I want to give this a go today. Skoczen's basic logic is fine but requires custom save() methods on every model with files since it doesn't use DEFAULT_FILE_STORAGE.
Looking at the code, it's not a case of whether it'd be nice or not for sorl to use the Django storage API; it HAS to use it if we want stuff like django-storages to be usable. (This is 99% of the work right here.)
So I'm looking around for all the file system activity and it all seems to be in base.py, right? How the files are fed to PIL needs to be changed too.
Once I've got it all using the Django storage API I think for the timestamps I will then add an option to store them in the database. By default it will be off but slow as hell with things like S3 and CloudFiles?, but with it on it should be fine.
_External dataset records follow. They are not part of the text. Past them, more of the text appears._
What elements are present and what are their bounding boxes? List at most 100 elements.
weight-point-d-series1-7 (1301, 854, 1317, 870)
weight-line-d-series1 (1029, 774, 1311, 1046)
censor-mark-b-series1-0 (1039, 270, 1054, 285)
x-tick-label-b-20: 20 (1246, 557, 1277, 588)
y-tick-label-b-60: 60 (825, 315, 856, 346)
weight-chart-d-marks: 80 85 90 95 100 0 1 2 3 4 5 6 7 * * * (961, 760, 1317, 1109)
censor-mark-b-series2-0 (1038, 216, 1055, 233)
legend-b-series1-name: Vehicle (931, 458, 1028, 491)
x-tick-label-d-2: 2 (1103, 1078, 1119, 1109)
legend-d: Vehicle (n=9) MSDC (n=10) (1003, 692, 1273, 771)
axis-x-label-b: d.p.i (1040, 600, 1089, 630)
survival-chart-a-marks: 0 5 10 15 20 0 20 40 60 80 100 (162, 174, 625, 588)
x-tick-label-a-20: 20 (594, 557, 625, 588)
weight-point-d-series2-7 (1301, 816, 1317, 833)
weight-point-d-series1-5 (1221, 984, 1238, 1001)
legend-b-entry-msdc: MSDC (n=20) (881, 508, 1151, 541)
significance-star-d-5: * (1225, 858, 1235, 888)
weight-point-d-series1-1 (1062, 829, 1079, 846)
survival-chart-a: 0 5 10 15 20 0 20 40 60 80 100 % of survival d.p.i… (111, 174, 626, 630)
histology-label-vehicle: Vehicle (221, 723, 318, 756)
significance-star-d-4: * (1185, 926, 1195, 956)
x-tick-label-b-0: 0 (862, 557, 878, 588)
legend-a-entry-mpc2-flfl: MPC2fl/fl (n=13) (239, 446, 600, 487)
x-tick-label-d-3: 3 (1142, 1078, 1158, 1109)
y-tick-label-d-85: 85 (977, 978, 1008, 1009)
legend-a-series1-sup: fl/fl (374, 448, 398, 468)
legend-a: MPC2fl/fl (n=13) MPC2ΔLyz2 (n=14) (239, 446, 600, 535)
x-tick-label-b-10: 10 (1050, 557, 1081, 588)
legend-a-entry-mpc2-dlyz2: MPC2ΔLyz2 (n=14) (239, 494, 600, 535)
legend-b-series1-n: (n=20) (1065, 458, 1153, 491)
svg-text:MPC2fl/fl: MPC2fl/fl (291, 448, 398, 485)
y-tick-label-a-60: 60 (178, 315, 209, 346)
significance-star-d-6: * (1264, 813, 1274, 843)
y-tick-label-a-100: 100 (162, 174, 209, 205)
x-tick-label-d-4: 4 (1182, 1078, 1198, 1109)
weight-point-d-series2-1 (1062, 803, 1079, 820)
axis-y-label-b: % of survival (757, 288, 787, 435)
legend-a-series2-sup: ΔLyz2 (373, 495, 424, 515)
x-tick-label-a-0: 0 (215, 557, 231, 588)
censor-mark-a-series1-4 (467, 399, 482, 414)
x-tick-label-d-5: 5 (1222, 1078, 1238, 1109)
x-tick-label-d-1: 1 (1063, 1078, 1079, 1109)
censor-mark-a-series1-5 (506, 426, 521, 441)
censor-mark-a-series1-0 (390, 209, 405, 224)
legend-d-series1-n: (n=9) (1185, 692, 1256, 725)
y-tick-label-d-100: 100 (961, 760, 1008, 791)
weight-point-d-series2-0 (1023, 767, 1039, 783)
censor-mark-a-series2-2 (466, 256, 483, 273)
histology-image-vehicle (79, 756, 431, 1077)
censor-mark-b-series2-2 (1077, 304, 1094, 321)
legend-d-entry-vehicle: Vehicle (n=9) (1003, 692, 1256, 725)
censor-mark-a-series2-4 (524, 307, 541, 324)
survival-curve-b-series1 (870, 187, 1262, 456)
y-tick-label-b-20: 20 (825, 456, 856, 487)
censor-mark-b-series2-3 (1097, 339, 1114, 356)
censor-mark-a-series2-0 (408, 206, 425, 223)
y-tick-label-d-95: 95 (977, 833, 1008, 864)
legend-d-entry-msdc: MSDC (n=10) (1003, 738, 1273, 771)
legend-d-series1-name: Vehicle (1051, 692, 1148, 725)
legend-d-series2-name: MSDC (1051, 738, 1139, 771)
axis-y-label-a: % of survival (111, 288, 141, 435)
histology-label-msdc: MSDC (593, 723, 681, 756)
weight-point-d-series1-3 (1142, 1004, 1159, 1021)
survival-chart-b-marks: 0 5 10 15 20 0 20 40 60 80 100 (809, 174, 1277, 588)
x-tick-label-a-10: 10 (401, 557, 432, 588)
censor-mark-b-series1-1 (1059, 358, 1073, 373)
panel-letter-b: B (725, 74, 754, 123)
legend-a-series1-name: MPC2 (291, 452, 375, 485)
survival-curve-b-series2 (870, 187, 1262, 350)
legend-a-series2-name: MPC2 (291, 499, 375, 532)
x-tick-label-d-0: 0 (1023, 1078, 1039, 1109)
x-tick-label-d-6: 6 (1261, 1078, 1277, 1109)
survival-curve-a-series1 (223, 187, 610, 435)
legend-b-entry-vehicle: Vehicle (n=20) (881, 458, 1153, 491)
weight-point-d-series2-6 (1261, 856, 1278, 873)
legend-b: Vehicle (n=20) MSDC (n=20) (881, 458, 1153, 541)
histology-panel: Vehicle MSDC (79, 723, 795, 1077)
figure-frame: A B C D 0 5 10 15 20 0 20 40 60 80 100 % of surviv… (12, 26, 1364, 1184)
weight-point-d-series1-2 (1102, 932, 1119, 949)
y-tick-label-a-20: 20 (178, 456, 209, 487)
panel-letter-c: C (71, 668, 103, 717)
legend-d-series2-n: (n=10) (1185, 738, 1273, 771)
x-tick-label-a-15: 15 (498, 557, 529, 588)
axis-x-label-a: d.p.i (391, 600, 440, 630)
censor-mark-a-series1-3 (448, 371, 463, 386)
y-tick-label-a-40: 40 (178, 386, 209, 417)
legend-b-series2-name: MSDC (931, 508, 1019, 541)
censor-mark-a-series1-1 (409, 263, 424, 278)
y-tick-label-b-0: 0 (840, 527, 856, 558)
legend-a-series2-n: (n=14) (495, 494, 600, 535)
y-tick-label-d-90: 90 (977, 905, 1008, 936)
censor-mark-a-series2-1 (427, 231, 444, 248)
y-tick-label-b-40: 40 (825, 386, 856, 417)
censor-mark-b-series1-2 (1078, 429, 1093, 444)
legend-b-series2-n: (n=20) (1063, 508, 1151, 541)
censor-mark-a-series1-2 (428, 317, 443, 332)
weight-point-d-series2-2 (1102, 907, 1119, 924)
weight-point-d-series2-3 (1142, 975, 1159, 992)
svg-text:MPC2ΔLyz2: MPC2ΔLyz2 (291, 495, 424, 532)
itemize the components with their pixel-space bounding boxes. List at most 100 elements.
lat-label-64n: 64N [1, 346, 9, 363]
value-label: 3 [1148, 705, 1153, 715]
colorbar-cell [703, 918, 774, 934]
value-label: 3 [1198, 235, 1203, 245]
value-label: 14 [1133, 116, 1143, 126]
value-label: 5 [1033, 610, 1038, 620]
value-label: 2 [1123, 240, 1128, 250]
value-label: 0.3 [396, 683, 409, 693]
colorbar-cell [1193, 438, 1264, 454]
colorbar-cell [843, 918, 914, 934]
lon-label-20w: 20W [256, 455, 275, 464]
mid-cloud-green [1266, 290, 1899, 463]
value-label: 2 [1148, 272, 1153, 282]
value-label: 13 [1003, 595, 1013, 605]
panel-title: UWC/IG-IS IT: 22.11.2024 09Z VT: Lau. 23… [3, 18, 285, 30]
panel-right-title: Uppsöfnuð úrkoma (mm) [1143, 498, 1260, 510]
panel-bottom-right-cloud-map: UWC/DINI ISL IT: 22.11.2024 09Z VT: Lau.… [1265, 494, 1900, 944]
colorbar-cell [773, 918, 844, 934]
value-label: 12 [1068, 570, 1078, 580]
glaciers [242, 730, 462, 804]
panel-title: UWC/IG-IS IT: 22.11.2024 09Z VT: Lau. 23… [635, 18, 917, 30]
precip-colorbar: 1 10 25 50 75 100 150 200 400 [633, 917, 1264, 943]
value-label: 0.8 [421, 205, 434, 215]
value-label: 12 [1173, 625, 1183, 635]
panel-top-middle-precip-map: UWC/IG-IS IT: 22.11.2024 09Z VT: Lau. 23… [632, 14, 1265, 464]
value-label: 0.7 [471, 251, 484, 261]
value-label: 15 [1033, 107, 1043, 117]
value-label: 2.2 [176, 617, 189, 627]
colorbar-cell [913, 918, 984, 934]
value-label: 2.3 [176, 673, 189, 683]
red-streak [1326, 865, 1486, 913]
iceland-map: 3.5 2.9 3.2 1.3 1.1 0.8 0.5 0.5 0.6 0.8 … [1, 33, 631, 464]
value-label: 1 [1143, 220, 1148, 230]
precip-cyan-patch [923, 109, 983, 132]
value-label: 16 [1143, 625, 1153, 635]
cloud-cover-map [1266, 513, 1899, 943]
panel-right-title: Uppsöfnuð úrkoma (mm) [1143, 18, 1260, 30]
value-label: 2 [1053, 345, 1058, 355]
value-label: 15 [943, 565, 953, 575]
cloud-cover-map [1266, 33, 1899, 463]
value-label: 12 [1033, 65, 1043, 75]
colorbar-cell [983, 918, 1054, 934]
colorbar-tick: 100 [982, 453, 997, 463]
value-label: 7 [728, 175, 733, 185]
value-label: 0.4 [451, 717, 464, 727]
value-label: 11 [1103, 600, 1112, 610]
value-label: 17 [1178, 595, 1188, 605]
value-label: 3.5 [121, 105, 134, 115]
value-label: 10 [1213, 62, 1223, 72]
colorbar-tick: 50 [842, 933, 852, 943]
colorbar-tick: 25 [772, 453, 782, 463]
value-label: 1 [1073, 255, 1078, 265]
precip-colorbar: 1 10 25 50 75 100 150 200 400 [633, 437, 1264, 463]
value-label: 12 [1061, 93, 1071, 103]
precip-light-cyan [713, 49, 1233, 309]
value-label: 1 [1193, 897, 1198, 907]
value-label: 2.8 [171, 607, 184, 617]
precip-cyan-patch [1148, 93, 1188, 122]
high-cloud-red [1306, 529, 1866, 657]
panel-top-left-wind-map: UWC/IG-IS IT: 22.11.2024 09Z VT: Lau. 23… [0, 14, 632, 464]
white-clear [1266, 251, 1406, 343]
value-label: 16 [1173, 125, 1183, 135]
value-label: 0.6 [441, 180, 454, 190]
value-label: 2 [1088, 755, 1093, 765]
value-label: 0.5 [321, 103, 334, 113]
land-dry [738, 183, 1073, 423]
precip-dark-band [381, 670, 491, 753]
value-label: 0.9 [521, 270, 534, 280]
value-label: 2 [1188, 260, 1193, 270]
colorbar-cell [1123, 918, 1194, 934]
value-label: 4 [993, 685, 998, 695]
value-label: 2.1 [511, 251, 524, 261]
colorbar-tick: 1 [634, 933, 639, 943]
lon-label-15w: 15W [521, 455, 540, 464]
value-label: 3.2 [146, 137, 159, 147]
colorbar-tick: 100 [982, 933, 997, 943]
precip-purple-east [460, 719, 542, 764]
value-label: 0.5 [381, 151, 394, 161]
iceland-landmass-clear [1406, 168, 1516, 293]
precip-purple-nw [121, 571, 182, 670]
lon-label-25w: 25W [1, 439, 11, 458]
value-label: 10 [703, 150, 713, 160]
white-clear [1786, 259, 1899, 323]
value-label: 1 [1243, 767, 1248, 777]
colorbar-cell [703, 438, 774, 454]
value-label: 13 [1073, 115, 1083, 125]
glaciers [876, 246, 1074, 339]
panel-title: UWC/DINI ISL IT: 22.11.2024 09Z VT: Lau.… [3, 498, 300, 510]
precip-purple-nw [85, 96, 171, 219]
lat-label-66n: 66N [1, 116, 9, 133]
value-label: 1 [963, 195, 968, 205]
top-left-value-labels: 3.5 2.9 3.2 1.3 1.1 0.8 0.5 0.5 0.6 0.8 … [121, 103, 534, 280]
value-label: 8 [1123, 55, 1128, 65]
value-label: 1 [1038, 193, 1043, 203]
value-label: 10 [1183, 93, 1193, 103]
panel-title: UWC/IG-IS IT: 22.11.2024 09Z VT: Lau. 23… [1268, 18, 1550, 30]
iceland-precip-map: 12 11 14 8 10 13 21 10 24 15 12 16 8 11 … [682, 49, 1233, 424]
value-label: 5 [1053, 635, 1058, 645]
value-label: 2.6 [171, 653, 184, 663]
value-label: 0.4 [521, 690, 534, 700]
I find it easier to break this down into 2 steps. Making it work and then, Making it fast
As for making it work, I think it would be best to petition or fork django-storages and add a last_modified function to the storages. The S3 is absolutely trivial since the last-modified time is passed in the HTTP headers. So sorl would just have to check if there is a last_modified method and if not just assume the file is on a normal file system and figure out the modified time just as it does now.
As for making it fast, why not just use Django's cache decorator and vary the cache key based on the requested file path. If you apply the cache decorator to the functions last_modified and exists, sorl just run pretty fast. Then the user can control if the file meta-data is stored in a file, db, or memcached themselves in they set up caching. It is probably not a good idea to make that choice for them.
1) I agree, but should it be getmtime() instead of last_modified() for consistency?
2) I don't think a decorator should be used. If someone uses a decorator and then also uses memcache for their cache and then reboots, every thumbnail would be rechecked. I think it might be better to just let the app accessing the data deal with the caching itself and then it could use a mixture of DB and cache (memcache) for speed and persistence.
1) The name isn't so important it should just be consistent and descriptive.
2) I am pretty sure if you do a little plumbing you can use multiple cache backends. Perhaps it is better for sorl to default to use a the file cache backend and a user could change it to db or memcached through a SORL_CACHE_BACKEND setting. I think as we add flexibility in one area, file backends, that we should take it away in another, caching.
I decided to kickoff things here: http://code.google.com/r/jasonchrista-backends/
The first stage is to get sorl-thumbnail working solely with the FileStorage?. Currently this is mostly working. There are still some places where the storage should be used and a lot of tests need updating.
The second stage is to get sorl-thumbnail working with alternate storages. The biggest issue I am currently having is what file PIL wants to read from and write to.
The third stage is to speed up alternative storages.